Dive Brief:
- U.S. merger-and-acquisition dealmaking with artificial intelligence as a key focus has surged in recent years, according to data shared with CFO Dive by 451 Research, part of S&P Global Market Intelligence.
- The aggregate value of AI-driven M&A deals in the U.S. rose to $107.9 billion last year, an increase of about 9.7% year over year and nearly 80% compared with 2022 levels, according to the figures. More than 600 such deals were announced in 2025, up from 489 in the prior year and 445 three years earlier.
- There’s a growing “fear of missing out” among businesses when it comes to AI, according to Scott Denne, a senior analyst at 451 Research. “Companies see that agentic technologies are starting to work into enterprise workflows,” he said in an interview. “Their clients are interested and experimenting with AI. Their competitors all have it as a high priority on their product roadmaps. Though it’s early days, it creates a desire to make sure you’re part of what is likely to be a significant change.”
Dive Insight:
Last year’s top 10 AI deals in terms of size include IBM’s $11 billion agreement to acquire Confluent, a provider of data services designed to support AI deployments. The list also includes a now-completed deal by ServiceNow to acquire agentic AI platform provider Moveworks for $2.85 billion. The Moveworks acquisition comes amid the rapid rise of AI agents capable of performing workplace tasks with little human intervention.

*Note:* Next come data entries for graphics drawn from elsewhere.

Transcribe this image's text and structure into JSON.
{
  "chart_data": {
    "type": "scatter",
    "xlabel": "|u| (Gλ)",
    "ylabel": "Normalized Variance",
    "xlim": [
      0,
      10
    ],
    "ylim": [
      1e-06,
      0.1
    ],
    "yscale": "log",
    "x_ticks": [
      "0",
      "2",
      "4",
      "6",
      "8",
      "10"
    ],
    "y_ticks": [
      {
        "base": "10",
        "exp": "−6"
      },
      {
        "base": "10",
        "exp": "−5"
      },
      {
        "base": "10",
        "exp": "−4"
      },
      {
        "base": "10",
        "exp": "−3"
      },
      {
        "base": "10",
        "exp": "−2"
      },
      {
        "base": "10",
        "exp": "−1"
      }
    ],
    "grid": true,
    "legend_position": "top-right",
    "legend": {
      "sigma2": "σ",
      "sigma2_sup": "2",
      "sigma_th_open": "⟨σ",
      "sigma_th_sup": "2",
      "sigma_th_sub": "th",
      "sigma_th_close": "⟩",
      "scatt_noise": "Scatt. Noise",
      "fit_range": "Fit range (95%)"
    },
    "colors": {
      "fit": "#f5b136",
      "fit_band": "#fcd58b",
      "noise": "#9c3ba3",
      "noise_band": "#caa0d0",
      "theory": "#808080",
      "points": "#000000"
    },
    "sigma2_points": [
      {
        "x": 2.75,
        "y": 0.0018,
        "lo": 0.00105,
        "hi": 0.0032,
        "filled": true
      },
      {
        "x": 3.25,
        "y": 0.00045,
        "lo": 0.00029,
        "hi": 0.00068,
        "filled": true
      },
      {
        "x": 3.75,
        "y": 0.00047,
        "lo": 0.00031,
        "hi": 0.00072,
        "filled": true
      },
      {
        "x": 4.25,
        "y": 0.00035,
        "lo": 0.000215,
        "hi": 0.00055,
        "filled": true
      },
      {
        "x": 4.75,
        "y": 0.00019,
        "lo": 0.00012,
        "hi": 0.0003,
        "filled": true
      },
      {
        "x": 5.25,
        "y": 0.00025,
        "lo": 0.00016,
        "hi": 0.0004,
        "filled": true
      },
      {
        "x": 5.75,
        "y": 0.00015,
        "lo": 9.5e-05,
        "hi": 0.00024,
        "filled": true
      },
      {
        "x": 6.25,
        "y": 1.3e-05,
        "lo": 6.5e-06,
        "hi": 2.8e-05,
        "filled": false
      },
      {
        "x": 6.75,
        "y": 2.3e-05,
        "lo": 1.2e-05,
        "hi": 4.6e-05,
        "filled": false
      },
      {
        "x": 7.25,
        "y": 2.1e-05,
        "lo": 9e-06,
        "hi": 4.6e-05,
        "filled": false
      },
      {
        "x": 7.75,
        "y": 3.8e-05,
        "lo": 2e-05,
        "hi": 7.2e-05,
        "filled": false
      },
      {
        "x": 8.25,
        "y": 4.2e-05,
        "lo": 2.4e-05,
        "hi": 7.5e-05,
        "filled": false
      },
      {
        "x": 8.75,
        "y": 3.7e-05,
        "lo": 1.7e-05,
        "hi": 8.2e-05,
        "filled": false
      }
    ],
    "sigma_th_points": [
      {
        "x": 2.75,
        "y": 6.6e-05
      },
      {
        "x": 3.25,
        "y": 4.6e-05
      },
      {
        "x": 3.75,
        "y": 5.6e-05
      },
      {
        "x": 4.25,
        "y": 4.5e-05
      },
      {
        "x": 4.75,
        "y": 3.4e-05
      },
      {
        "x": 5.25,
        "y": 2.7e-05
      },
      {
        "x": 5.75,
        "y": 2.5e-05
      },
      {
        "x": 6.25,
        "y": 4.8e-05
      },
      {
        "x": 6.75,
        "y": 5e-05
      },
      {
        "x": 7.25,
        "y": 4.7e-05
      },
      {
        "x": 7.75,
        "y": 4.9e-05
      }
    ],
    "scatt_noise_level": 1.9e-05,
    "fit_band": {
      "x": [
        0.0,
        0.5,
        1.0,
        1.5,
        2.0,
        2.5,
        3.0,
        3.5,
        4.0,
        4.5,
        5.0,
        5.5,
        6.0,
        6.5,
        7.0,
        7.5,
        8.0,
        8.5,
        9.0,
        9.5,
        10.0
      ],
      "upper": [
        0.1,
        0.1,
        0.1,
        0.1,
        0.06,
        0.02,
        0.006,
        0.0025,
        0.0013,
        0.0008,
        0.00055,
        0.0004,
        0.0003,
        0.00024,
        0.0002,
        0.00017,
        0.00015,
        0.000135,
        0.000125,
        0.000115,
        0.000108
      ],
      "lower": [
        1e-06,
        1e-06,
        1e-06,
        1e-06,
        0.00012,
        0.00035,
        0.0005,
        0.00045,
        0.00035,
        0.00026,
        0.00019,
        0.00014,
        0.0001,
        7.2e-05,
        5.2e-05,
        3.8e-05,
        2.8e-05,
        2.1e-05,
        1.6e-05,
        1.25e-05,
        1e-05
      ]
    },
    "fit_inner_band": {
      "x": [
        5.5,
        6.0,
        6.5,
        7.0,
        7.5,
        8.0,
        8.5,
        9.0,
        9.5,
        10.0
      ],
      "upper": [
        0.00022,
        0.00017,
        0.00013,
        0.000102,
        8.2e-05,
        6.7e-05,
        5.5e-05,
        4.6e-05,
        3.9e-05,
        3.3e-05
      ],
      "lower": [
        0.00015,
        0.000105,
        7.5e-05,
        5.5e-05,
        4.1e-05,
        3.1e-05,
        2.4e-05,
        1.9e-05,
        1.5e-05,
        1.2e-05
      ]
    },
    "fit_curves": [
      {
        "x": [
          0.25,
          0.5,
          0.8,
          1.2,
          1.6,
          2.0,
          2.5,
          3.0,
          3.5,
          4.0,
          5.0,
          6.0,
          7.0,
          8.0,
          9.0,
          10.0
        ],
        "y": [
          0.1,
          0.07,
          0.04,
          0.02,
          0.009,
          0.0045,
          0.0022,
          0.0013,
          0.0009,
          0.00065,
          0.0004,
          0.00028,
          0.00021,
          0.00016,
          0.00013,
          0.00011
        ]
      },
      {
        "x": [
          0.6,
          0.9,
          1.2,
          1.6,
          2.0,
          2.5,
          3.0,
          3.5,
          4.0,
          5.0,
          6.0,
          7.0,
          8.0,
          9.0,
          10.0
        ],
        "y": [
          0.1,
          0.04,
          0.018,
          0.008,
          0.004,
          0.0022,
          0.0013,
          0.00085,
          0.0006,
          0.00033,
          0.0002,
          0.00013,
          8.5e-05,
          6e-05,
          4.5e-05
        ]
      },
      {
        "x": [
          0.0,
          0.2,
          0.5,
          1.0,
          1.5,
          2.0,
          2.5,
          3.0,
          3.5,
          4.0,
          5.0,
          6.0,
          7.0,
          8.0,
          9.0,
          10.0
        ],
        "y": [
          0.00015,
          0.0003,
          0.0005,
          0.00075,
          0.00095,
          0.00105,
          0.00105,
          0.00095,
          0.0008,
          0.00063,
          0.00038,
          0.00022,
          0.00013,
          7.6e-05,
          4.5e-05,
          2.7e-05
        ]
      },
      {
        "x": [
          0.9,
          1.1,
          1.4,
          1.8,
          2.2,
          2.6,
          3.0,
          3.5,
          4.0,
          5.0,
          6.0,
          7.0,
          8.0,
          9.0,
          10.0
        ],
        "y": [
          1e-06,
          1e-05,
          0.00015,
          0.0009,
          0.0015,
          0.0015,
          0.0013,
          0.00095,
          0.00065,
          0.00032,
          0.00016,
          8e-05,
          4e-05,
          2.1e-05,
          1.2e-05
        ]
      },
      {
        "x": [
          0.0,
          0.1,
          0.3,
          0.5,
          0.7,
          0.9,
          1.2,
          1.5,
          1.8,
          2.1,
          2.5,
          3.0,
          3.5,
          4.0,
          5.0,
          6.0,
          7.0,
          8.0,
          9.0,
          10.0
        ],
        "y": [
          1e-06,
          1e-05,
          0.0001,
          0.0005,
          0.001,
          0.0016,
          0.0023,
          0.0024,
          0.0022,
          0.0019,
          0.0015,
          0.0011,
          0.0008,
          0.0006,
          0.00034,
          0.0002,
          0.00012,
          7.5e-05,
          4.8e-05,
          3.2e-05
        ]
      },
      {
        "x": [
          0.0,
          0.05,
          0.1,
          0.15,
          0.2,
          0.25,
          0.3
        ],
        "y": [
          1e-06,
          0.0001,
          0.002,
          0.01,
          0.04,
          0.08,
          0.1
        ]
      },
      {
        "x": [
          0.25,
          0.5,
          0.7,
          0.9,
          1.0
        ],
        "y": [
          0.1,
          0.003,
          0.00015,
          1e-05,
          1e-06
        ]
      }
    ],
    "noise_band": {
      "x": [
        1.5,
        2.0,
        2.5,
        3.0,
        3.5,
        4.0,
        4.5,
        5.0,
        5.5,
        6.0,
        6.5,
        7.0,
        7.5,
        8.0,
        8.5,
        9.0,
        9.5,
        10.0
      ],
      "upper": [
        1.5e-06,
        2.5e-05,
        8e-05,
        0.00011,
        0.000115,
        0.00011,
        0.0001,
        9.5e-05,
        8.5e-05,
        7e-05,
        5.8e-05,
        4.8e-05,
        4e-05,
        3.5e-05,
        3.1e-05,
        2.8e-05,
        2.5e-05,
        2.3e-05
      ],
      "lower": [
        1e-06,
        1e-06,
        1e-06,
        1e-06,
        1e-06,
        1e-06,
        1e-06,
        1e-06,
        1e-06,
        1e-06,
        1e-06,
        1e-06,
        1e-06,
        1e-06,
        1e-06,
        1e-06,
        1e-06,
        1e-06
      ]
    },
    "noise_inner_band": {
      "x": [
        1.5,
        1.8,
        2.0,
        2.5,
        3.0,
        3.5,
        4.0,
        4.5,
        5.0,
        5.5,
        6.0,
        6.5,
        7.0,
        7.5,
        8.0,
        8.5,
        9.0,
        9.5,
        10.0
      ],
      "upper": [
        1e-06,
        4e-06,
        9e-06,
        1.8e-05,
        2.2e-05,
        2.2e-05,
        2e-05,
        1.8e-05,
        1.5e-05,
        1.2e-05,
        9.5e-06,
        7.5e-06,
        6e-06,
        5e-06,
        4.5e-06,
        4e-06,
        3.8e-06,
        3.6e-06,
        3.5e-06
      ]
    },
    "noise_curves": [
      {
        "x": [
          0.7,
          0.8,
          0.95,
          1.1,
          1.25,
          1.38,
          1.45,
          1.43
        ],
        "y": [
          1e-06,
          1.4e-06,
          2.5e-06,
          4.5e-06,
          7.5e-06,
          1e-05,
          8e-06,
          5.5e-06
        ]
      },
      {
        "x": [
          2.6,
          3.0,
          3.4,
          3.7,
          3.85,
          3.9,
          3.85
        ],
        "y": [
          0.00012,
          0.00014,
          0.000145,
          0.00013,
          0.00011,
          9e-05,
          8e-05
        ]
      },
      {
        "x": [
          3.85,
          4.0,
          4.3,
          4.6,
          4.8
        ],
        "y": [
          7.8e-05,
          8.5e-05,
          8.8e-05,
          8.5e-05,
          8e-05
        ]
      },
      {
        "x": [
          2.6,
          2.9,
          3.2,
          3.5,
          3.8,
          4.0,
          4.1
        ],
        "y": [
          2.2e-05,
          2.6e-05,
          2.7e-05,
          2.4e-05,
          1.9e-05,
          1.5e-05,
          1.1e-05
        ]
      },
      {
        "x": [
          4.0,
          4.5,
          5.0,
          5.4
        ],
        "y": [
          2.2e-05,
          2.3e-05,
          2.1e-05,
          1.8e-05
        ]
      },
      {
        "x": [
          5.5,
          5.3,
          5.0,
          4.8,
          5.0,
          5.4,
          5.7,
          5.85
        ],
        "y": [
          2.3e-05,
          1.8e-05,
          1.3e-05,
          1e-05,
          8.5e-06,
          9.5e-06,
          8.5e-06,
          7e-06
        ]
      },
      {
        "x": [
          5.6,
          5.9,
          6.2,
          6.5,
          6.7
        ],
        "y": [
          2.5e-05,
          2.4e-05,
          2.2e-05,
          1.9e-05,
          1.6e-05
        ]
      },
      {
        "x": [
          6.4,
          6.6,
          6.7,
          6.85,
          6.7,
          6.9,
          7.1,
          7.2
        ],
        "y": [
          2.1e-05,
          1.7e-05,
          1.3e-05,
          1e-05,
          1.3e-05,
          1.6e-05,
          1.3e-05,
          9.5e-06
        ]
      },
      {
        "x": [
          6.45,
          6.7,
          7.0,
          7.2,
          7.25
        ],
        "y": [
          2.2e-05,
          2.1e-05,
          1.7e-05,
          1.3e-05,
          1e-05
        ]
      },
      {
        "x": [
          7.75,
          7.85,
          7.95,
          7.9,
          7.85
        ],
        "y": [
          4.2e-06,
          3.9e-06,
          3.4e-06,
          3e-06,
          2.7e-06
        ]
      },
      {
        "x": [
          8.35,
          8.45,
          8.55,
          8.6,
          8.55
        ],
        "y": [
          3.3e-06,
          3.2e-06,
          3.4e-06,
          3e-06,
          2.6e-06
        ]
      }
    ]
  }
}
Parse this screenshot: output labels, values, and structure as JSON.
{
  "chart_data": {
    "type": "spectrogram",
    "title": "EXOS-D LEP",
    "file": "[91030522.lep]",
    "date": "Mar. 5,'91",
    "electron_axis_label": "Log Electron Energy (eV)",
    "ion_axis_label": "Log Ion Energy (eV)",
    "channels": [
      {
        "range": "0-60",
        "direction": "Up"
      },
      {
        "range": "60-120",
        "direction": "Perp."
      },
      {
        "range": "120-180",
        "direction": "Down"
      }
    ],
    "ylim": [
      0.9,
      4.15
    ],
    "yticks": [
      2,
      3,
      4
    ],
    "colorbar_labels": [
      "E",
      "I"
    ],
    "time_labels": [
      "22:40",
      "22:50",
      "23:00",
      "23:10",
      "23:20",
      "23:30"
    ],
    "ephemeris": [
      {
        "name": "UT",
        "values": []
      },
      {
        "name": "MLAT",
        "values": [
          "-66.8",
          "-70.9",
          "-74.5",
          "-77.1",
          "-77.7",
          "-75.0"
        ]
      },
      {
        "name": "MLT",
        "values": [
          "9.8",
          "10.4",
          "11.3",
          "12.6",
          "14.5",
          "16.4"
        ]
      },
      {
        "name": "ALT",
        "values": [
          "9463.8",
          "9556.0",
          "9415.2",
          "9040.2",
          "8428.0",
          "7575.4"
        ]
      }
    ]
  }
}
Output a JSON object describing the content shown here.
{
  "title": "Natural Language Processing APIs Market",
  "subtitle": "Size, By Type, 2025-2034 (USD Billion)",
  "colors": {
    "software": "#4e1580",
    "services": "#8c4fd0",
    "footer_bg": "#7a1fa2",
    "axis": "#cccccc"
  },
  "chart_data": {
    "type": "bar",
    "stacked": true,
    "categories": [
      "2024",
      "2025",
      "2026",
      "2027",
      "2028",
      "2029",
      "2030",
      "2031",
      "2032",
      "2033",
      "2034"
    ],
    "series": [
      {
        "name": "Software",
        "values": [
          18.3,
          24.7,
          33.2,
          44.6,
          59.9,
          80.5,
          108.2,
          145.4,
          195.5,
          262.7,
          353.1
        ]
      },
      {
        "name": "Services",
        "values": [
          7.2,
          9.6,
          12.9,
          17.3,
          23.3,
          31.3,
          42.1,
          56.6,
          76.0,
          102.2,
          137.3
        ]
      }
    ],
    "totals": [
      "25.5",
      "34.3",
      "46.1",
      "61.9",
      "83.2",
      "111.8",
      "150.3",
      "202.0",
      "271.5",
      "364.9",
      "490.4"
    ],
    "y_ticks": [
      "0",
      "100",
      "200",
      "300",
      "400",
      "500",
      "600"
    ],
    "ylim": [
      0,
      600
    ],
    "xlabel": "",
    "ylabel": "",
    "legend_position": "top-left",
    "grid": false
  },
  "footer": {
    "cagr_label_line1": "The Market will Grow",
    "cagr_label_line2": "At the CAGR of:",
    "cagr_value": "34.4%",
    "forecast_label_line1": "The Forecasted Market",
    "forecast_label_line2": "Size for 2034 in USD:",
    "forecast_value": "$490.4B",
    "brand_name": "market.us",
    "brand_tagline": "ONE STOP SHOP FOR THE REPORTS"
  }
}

“The deals are getting larger, and the deals that are getting done look a bit different,” Denne said. “When you look back at 2022, those deals involve more older flavors of AI — machine learning and the like. Today, a lot more of the deals involve GenAI, agentic AI, LLMs [large language models] — things that have gotten a lot of interest and attention since the ChatGPT rollout in late 2022.”
AI helped drive an overall spike in M&A activity last year, despite uncertainty triggered by major shifts in economic policy, according to a December analysis by Big Four accounting and consulting firm PwC.
“I think AI is a high priority because it is such a transformative piece of technology,” Kevin Desai, PwC’s U.S. deals platform leader, said in an interview. “While a lot of us are talking about the use of AI to become more efficient, the reality is that AI as a tool to create new capabilities, new products, and new product differentiations in order to grow the top line of the business is probably something companies are pushing harder at.”
Sweeping tariff changes and stricter immigration enforcement were among the factors that hindered gross domestic product growth in 2025 while also creating uncertainty for businesses, according to PwC. Yet, from January through the end of November of last year, overall M&A deal value rose about 45% year over year, it said.
U.S. companies announced a total of 10,333 deals worth a combined $1.6 trillion during the 11-month period, including 74 transactions valued at $5 billion or more — the most since 2021. More than 20% of the mega-deals were driven by AI.
“I think well-capitalized businesses with strong balance sheets can better withstand some of these economic shocks, which is probably what’s causing a higher growth rate in mega-deals,” Desai said.
Nearly 78% of large companies invested in AI last year, compared with 48% of small businesses that did so during the same period, according to the results of a CFO survey released last month by Duke University’s Fuqua School of Business and the Federal Reserve Banks of Richmond and Atlanta.
Small firms indicated they are eager to close the gap, with roughly 80% reporting plans to invest in AI this year.
The environment for overall dealmaking has improved heading into 2026, PwC said.
“For now, trade policy is stabilizing, which is good for executive confidence and M&A,” the report said. But challenges remain, including U.S.-China trade tensions, an uncertain jobs market, and “balancing interest rates with the persistent specter of inflation,” it said.